Мы пересекли залив Фанди на небольшом парусном судне. Среди пассажиров находился английский корабельный капитан, потерпевший крушение у берегов Ньюфаундленда, спасшуюся часть команды которого он вез с собой. Утром нашего отплытия стояла штормовая погода, так что наше судно не вышло в море — мера предосторожности, вызвавшая крайнее презрение у капитана-пассажира. Он не понимал, как судно может задерживать выход в море из-за какого-то шторма.

Стомильный пеший переход от Сент-Джона до Монктона представлялся мне в то время куда менее грозным предприятием, чем показался бы в наши дни и в наших широтах. Тридцатимильный марш-бросок был пустяком, а постоялые дворы — фермерские дома, где путник мог отдохнуть или перекусить за пару грошей, — попадались вдоль дороги повсеместно. Однако в самом начале возникла большая трудность. Мне велели держаться телеграфных проводов. Я быстро обнаружил, что линия телеграфа приходит в город с одной стороны, проходит сквозь него и уходит дальше — но вовсе не в противоположном направлении, а, пожалуй, под прямым углом к нему. В каком же направлении следовать за линией? Объяснить, чего именно я хочу, оказалось непросто. «Послушай, мальчик, пешком до Монктона тебе не дойти», — гласил один из ответов. В какой-то лавке приказчики решили, будто я хочу покататься на телеграфе, и с хохотом направили меня в телеграфную контору, где дежурный переправит меня куда надо. Я попробовал идти в ту сторону, которая, по моему мнению, была неверной, а затем зашагал в противоположной; но вскоре стало очевидно, что эта ветка ведет вверх по реке к Фредериктону. Пришлось возвращаться назад и выходить на первоначальную линию, которая и оказалась правильной.

В первый же вечер я убедился, что имя моего деда обладает магической силой. Меня приютил радушный пожилой фермер, который, узнав, кто я такой, принялся потчевать меня рассказами о мистере Принсе. Больше всего хозяина поражала его невероятная физическая сила. Дед был несколько ниже обычного роста и, насколько я его помню, очень легкого телосложения. И тем не менее он мог взвалить на плечо бочку с мукой и поставить на попа бочонок с патокой — подвиги силы, на которые были способны лишь самые мощные люди в округе.

Добравшись до пункта назначения, я уже через несколько дней понял, что мой дед придерживался заветов «Альманаха доктора Ричарда» и неодобрительно смотрел на праздный лад, в котором меня воспитывали.
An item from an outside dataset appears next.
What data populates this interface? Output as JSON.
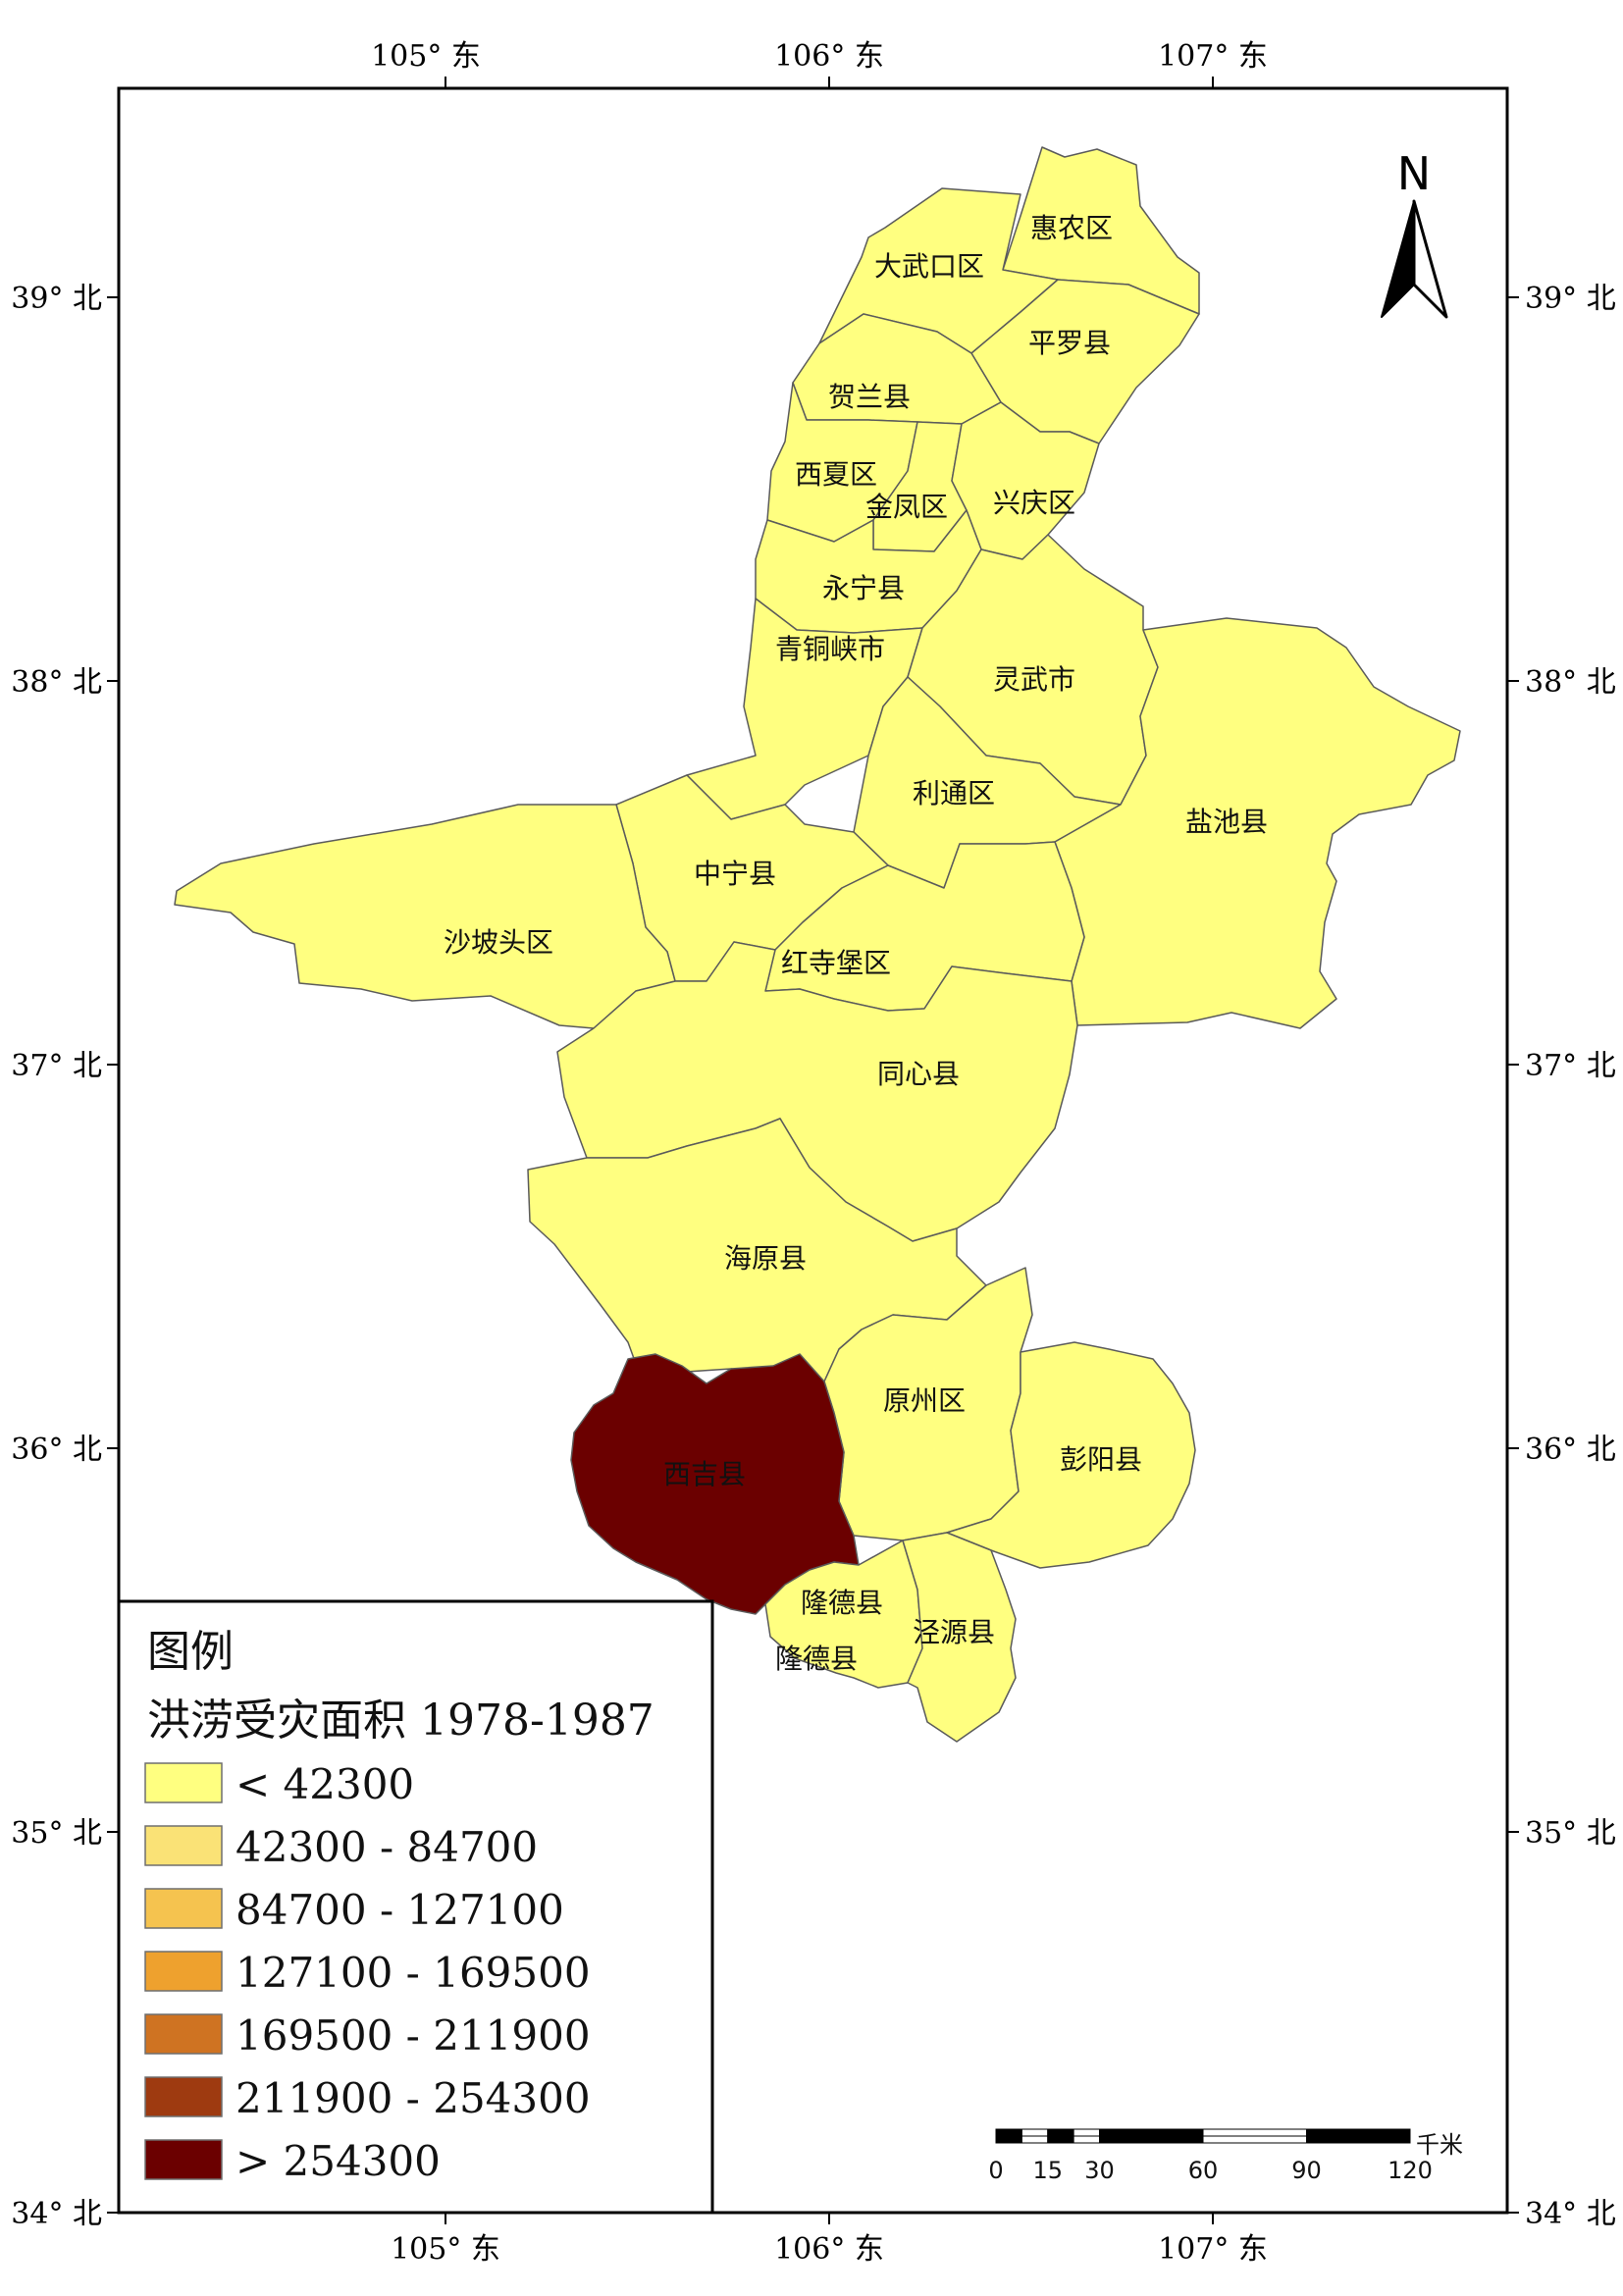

Он завел разговор о том, как желательно для меня научиться какому-нибудь ремеслу ради добывания пропитания. Я вспомнил о некоторой склонности к ремеслам, которая в прошлые годы побуждала меня вырезать по дереву, мастерить катушки для наматывания пряжи и чинить всякие мелочи. И я ответил, что профессия плотника, на мой взгляд, — это то, чему я смогу научиться легче всего. Он одобрил эту мысль и выразил намерение отыскать плотника, которому потребуются мои услуги; однако прежде чем это случилось, моя жизнь круто изменилась, начавшись в совершенно новом направлении.

Во время своего последнего визита на родину моя мать привезла восторженные отзывы о замечательном враче, жившем недалеко от Монктона и исцелявшем больных, от которых отказались другие доктора. Едли едва ли стоит упоминать, что врачи с удивительным мастерством — диомеды от медицины, перед стрелками которых падобы были любые болезни, — тогда считались явлением вполне реальным. Больше всего в докторе Фоше привлекало нас то, что он практиковал ботаническую систему медицины, которая исключала минералы и прочие яды из фармакопеи, полагаясь исключительно на целебные свойства растений. Люди видели столько дурных последствий применения каломели, бывшего излюбленным средством традиционной медицины, что были вполне готовы принять новую систему. Среди тех замечательных исцелений, которые создали доктору Фошу громкую репутацию, был случай с молодым человеком, страдавшим от несварения желудка. Он был истощен до предела, и официальные врачи признали его неизлечимым. Новый доктор забрал его к себе домой. Пациент имел две привычки, которые прежде осуждались его лечащими врачами. Одной из них было поедание жирной свинины в любое время дня и ночи. Новый доктор разрешал ему есть ее сколько душе угодно. Второй привычкой было вставать по ночам и проводить процедуру омовения желудка методом, слишком радикальным, чтобы описывать его где-либо, кроме медицинского трактата. Теперь ему разрешалось делать это вволю. Итогом всего этого стало то, что через несколько месяцев он выздоровел и, когда я увидел его, выглядел таким цветущим юношей, какого только можно пожелать встретить.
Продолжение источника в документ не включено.